Looks like bachelorette's should pay less attention to first impressions. Although a lot of the couples get engaged, only about 30% stay together.

Conclusion

After looking at all the data, it's pretty clear that couples from the show rarely last long term. Even though over 70% of couples from the franchise get engaged, only about 10% are still together. It's interesting that The Bachelorette has a higher success rate than The Bachelor and it would be interesting to do further research why that is. Based on our data, the older age of the contestants on The Bachelorette doesn't seem to be a factor. Perhaps the bachelorettes instantly know if one of the contestants is right for them. After all, for almost 70% of the couples from the Bachelorette the bachelorette gave the man a first impression rose on night one.

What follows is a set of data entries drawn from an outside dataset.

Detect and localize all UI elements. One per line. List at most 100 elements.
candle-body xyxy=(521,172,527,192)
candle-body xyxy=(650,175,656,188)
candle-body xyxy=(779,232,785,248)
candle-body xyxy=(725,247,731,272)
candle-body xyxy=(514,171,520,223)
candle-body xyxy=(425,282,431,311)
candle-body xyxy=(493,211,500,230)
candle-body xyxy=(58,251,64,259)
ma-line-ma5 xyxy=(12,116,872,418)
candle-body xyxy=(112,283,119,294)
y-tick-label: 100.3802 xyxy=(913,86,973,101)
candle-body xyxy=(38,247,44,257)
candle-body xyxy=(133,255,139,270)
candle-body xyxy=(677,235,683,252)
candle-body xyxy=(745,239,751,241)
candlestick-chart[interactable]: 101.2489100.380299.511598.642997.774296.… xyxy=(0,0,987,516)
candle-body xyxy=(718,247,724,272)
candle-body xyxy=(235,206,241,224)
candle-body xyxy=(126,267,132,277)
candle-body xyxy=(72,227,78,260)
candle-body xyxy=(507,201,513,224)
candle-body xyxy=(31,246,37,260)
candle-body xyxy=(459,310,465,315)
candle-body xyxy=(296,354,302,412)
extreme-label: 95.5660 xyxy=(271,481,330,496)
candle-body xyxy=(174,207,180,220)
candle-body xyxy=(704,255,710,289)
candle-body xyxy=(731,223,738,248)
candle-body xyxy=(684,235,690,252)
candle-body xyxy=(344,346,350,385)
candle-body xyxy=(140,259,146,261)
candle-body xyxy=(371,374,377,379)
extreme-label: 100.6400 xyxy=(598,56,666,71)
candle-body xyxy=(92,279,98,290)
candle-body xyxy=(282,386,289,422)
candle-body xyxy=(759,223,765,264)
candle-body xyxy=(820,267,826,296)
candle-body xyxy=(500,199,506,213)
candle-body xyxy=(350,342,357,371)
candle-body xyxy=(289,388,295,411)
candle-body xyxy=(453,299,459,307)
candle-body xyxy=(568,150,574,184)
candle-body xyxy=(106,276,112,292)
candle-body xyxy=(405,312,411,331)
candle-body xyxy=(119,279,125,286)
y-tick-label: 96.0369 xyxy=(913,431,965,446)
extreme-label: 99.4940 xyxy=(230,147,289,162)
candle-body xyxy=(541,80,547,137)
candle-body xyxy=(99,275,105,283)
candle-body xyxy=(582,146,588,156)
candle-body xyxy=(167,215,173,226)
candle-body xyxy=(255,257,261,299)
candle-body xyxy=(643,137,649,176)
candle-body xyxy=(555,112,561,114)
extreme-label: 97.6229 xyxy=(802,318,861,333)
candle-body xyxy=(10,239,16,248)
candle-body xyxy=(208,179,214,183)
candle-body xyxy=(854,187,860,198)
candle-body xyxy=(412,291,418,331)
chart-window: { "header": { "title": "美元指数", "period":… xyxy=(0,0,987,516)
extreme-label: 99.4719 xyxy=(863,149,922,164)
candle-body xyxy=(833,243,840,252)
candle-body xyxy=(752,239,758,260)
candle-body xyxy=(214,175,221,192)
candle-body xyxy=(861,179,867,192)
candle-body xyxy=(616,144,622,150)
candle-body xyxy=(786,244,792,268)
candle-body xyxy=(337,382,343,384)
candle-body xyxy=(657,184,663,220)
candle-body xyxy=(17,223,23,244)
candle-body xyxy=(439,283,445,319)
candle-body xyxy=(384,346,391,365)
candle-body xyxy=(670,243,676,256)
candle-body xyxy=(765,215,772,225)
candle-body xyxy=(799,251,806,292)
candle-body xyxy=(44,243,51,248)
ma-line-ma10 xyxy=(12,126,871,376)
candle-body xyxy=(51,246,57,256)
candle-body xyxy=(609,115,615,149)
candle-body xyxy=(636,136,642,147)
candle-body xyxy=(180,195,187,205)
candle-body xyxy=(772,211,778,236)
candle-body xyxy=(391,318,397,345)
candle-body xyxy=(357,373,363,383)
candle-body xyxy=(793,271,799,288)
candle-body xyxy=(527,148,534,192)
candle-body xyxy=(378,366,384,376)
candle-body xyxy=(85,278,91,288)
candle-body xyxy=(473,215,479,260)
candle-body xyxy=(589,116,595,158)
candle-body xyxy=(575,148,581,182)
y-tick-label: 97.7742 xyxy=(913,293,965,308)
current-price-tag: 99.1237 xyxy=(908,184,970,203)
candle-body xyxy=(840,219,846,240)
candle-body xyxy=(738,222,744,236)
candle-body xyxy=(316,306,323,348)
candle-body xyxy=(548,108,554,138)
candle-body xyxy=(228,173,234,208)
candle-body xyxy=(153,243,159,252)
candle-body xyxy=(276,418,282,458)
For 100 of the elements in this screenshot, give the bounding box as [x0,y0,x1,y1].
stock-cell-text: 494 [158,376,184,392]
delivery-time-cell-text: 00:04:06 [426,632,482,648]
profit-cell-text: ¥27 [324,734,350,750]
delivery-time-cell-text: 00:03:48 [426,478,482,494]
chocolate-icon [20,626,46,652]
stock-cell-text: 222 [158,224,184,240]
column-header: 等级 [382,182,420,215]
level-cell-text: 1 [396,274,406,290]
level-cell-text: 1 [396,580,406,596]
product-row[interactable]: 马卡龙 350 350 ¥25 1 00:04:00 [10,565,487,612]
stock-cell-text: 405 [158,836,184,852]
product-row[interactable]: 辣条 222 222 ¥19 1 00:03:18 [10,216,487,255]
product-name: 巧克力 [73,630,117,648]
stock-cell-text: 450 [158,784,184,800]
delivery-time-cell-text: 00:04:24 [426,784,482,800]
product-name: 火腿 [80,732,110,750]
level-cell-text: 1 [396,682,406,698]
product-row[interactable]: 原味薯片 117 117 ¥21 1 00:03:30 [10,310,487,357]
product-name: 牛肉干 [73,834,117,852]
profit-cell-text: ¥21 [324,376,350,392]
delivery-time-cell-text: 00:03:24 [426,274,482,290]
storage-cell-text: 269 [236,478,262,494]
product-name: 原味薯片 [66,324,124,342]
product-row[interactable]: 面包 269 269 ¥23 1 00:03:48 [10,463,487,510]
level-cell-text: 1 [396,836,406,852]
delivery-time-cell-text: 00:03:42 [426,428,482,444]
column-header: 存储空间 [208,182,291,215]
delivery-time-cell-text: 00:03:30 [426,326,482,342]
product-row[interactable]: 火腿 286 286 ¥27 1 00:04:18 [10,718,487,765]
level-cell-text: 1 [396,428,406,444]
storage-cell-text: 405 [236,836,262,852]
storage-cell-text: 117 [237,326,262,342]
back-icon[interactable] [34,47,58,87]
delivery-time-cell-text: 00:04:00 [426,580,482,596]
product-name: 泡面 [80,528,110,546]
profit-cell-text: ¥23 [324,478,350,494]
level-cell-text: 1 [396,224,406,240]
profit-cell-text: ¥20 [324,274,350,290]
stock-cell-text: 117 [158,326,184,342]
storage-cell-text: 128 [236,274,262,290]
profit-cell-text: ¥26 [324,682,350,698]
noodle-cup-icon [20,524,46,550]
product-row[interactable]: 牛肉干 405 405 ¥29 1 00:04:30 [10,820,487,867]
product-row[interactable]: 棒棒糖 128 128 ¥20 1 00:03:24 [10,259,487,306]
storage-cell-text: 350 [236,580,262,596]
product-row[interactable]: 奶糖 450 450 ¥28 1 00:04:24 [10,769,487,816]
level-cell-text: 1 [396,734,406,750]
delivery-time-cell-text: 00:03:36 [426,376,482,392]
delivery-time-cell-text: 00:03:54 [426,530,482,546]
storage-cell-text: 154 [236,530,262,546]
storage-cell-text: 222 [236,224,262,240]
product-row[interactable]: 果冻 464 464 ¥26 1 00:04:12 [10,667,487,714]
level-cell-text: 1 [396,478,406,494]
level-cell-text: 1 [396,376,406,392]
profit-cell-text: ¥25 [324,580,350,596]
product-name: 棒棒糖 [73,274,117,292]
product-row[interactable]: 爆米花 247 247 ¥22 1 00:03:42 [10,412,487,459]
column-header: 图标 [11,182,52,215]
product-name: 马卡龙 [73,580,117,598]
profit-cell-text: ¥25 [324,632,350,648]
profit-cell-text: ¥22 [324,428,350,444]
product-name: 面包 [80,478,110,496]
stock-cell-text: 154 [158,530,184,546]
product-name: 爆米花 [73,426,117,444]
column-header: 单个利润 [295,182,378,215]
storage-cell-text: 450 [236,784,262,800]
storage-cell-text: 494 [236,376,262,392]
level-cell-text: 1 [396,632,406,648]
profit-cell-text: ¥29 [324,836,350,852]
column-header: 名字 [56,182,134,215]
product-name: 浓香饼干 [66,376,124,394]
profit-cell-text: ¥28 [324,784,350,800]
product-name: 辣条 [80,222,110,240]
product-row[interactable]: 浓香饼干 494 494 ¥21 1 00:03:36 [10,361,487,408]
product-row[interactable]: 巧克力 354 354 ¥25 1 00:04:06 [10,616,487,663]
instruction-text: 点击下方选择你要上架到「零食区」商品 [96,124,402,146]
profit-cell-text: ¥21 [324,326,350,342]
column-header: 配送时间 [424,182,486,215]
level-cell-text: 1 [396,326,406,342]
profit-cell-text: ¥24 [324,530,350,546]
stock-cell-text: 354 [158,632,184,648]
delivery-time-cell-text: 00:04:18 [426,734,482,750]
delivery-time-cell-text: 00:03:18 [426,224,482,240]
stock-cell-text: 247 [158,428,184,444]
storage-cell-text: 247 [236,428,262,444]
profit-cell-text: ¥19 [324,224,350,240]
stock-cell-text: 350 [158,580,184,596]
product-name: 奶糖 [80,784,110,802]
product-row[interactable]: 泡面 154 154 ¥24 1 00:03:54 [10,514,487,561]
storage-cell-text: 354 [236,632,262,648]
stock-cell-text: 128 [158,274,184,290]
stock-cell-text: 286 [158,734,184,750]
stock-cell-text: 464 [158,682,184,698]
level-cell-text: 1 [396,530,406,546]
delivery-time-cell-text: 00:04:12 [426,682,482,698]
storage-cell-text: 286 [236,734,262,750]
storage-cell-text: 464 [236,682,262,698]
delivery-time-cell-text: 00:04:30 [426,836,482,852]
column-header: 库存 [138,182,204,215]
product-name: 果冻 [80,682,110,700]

It would also be interesting to look at if the order that roses are given out at the rose ceremoies correlates to how far contestants get, instead of only looking at the first impression roses from night one. Additionally, for the purpose of creating accurate brackets, it would be interesting to look at how far different races tend to get and what other factors can predict how far contestants get.

Lastly, even though The Bachelor and The Bachelorette don't have particularly high success rates, it would be interesting to look at how successful Bachelor Franchise (including on the spinoff shows) is at finding love for its participants. If we're all being honest though, there could be zero successul couples from the franchise and Bachlor Nation would still tune in every week to hear Chris Harrison say, "this is the final rose tonight."